Была у Стэнли еще одна черта, о которой я должен рассказать. Он был ревнив. Все еще живя с ним по соседству, я коротко сошелся с двумя «деревенскими», это мы их так прозвали, хотя на самом деле жили они в пригороде Бруклина. Мои родители часто приглашали их к нам в гости, а меня отпускали «за город» с ответными визитами. Джоуи и Тони их звали. Первый вскоре стал одним из моих лучших друзей. Стэнли почему-то отнесся к моим новым знакомым с прохладцей и тут же принялся издеваться над ними из-за того, что они были не такими, как мы: он считал их глупыми, наивными – одним словом, деревенщиной. На самом деле он ревновал, особенно к Джоуи, который мне явно нравился. Ревность Стэнли достигала таких масштабов, словно мы с ним были кровными братьями, и никто не имел права вставать между нами… Хотя и в самом деле ни один из соседских мальчишек не вызывал у меня таких теплых чувств, как Стэнли. Соперничать с ним могли, пожалуй, только парни постарше, перед которыми я преклонялся. Уж что-что, а сотворять себе кумиров я умел. И до сих пор умею, слава богу. В этом Стэнли разительно от меня отличался. Не знаю, в чем тут было дело – в гордости, нежелании склонять голову, упрямстве или как раз ревности, – но он в первую очередь подмечал чужие изъяны и промахи, умея зло высмеивать и пародировать тех, кто имел несчастье ему не полюбиться. Однако все его усилия были напрасны, если дело касалось моих кумиров. Чужого мнения для меня не существовало, мои идолы были сделаны из чистого золота; я видел только их достоинства и был совершенно слеп к недостаткам. Может, это прозвучит глупо, но я и сейчас стараюсь смотреть на мир так же. Я до сих пор считаю Александра Македонского и Наполеона великими людьми и готов восхищаться ими, не замечая их ошибок; я по-прежнему с благоговением думаю о Гаутаме Будде, Миларепе, Рамакришне, Свами Вивекананде, я с неизменным пылом обожаю таких писателей, как Достоевский, Кнут Гамсун, Рембо, Блез Сандрар.
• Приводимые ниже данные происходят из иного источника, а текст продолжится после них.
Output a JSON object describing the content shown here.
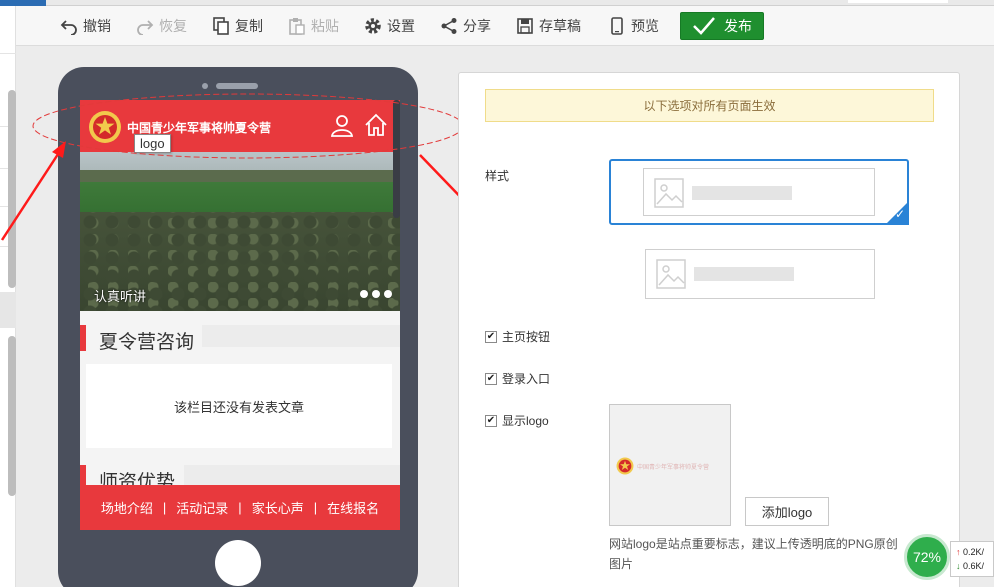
{
  "toolbar": {
    "undo": "撤销",
    "redo": "恢复",
    "copy": "复制",
    "paste": "粘贴",
    "settings": "设置",
    "share": "分享",
    "save_draft": "存草稿",
    "preview": "预览",
    "publish": "发布"
  },
  "mobile": {
    "logo_text": "中国青少年军事将帅夏令营",
    "logo_tooltip": "logo",
    "banner_caption": "认真听讲",
    "section1_title": "夏令营咨询",
    "section1_empty": "该栏目还没有发表文章",
    "section2_title": "师资优势",
    "nav": [
      "场地介绍",
      "活动记录",
      "家长心声",
      "在线报名"
    ],
    "nav_separator": "|"
  },
  "panel": {
    "notice": "以下选项对所有页面生效",
    "style_label": "样式",
    "checkboxes": [
      {
        "label": "主页按钮",
        "checked": true
      },
      {
        "label": "登录入口",
        "checked": true
      },
      {
        "label": "显示logo",
        "checked": true
      }
    ],
    "add_logo_button": "添加logo",
    "hint": "网站logo是站点重要标志，建议上传透明底的PNG原创图片"
  },
  "network": {
    "percent": "72%",
    "up": "0.2K/",
    "down": "0.6K/"
  },
  "colors": {
    "brand_red": "#e8393d",
    "publish_green": "#1f8f2f",
    "select_blue": "#2a83d6",
    "phone_body": "#4a4f5c"
  }
}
Среди старших ребят был один парень, итальянец, которого я считал не просто героем, но чуть ли не святым – и не святым Августином или святым Бернаром, а ни много ни мало святым Франциском. Его звали Джонни Пол, он родился на Сицилии. Я и сейчас думаю о Джонни с невыразимой нежностью и даже – позвольте мне быть откровенным – со слезами на глазах. Он был лет на восемь старше нас со Стэнли – разница, которая в детстве кажется огромной. Если я правильно помню, он разносил по домам уголь. На его смуглом лице, под очень густыми бровями, словно два горячих уголька, мерцали темные глаза. Одежда его всегда была грязной и изодранной, лицо испачкано сажей, но внутренне он был чист, как горный родник. Больше всего меня в нем привлекали его доброта и мягкий мелодичный голос. У меня внутри все переворачивалось, когда он говорил: «Привет, Генри. Как дела?» Это был голос сердобольного пастора, одинаково любящего всех детей Божьих. Даже Стэнли не смог устоять перед этим обаянием, идущим от внутреннего благородства и искреннего смирения. Причем он поддался ему до такой степени, что смирился с итальянским происхождением Джонни, тогда как Луиса Пироссу и некоторых других макаронников Стэнли считал недостойными своего внимания.
Когда тебе семь или восемь, старший друг может сыграть важную роль в твоей жизни. Он как бы и отец, и не отец; товарищ, но не какой-нибудь там приятель-проказник; наставник, но без всех этих учительских замашек; исповедник и при этом не занудный святоша. Старший друг участвует в формировании твоего характера, направляет, так сказать, на путь истинный, не будучи при этом надоедливым, напыщенным и сентиментальным советчиком. Все эти функции выполнял для нас Джонни Пол. Мы обожали и слушались его, ловили каждое оброненное им слово, доверяли ему. Если б только мы могли сказать то же самое о наших отцах, учителях, священниках и воспитателях!..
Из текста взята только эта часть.